Quando Karol Conká subir ao palco da Casa Natura neste sábado (18) em São Paulo, ela não estará só. Sobem com ela meninas de todo o Brasil, que se jogaram nas pistas de dança e se identificaram com as letras empoderadas de Batuk Freak, álbum lançado em 2013 que colocou a curitibana no cenário nacional.
Desde que anunciou shows dedicados ao álbum e para celebrar seus 25 anos de estrada, a reação foi imediata: a primeira sessão, às 21h, esgotou imediatamente. Por isso, ela abriu uma nova apresentação, no mesmo dia, às 23h. “É um álbum atemporal porque ele traduz uma vida urbana, a mente de alguém que quer desbravar a cidade”, contou a artista em conversa por telefone com Marie Claire.
Em Batuk Freak, a rapper apresentou ao grande público a liberdade e a autoestima que marcaram sua trajetória. Produzido por Vinicius Leonard Moreira, o Nave Beatz, o disco segue uma referência, inclusive visual. “Gosto muito de pensar um visual para cada era. Eu adoro porque esse disco é muito amarelo, rosa, que são cores cheirosas, frutadas. Agora, estou com esse cabelo, que são microlocks, que eu faço. É uma técnica com uma agulha de crochê, com meus fios naturais. Vou trazer algumas referências ao álbum, porque ele é uma ferveção”, brinca.
Sempre sorridente e vivendo uma fase mais tranquila, Conká diz que está em paz. Conta que acha importante “colocar para fora” seus sentimentos, mas sem estar muito reativa. “Eu gosto de viver”, conta. “Eu já tive picos de desânimo onde não via graça na vida. É normal de todo ser humano. Mas, eu gosto de viver intensamente, de me atualizar. Estou sempre antenada com o eu posso, de acordo com o que meu tempo permite. Eu me mantenho sempre atualizada.”
As amizades seguem fundamentais, inclusive com os mais jovens. “Acho que é isso que mantém a minha música tão plural e colorida”, diz. Neste ano, Conká também prepara um novo álbum, que está em fase de produção.
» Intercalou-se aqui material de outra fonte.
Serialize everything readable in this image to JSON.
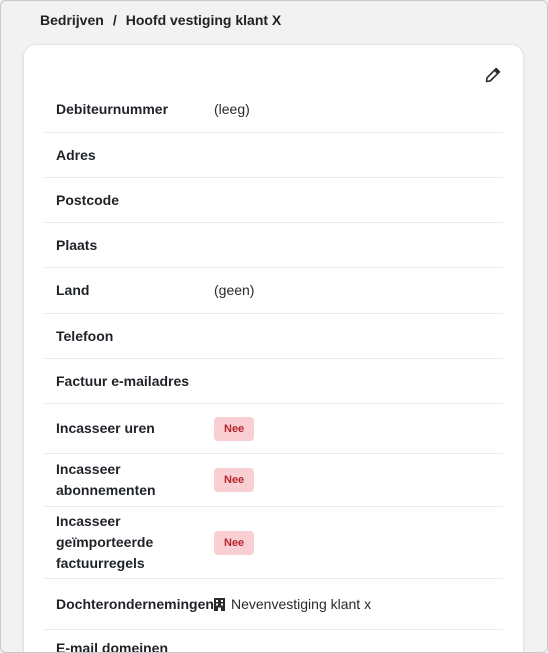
{
  "breadcrumb": {
    "parent": "Bedrijven",
    "separator": "/",
    "current": "Hoofd vestiging klant X"
  },
  "card": {
    "edit_icon": "pencil-icon",
    "rows": [
      {
        "label": "Debiteurnummer",
        "value": "(leeg)"
      },
      {
        "label": "Adres",
        "value": ""
      },
      {
        "label": "Postcode",
        "value": ""
      },
      {
        "label": "Plaats",
        "value": ""
      },
      {
        "label": "Land",
        "value": "(geen)"
      },
      {
        "label": "Telefoon",
        "value": ""
      },
      {
        "label": "Factuur e-mailadres",
        "value": ""
      },
      {
        "label": "Incasseer uren",
        "badge": "Nee"
      },
      {
        "label": "Incasseer abonnementen",
        "badge": "Nee"
      },
      {
        "label": "Incasseer geïmporteerde factuurregels",
        "badge": "Nee"
      },
      {
        "label": "Dochterondernemingen",
        "value": "Nevenvestiging klant x",
        "icon": "building-icon"
      },
      {
        "label": "E-mail domeinen",
        "value": ""
      }
    ]
  },
  "colors": {
    "badge_bg": "#f9cfd3",
    "badge_text": "#b3262e",
    "page_bg": "#f2f2f3"
  }
}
Também em 2026, o filho da rapper, Jorge Conjota, lança seu primeiro trabalho. Os dois têm trocado bastante durante esse processo criativo. “Eu chamo ele para vir dar uns pitacos, porque sou muito crítica, exijo demais de mim. Isso às vezes me trava. Por isso, eu gosto de pedir a opinião de pessoas. Ele tem sido um grande companheiro, um aliado nesse meu processo”, conta.
Mãe e filho estarão juntos nos dois projetos. “Quando ele me mostrou a gravação dele, eu chorei. Ele tem tanta coisa pra falar”, diz ela, que vê diferenças entre os dois. “Ele é um cara mais calmo, mais tranquilo, puxou ao pai. Ele tem 20 anos, mas já dá pra ver que a veia artística dele tá pulsando, circulando”, define.
Após os dois shows em São Paulo, a rapper segue para Belo Horizonte (MG), Curitiba (PR), Porto Alegre (RS) e Florianópolis (SC). Aos que cravaram o fim de sua carreira após o BBB, a artista se diverte. “Sinto muito por quebrar essa expectativa”, afirma. “Ninguém tem o poder de ditar o que vai ser da vida da outra pessoa. O fim, o cancelamento de alguém, só é definido se essa pessoa desistir de viver. Enquanto houver vida, haverá esforço. Estou disposta a trabalhar, a fazer música, a me tornar uma pessoa melhor, a evoluir.”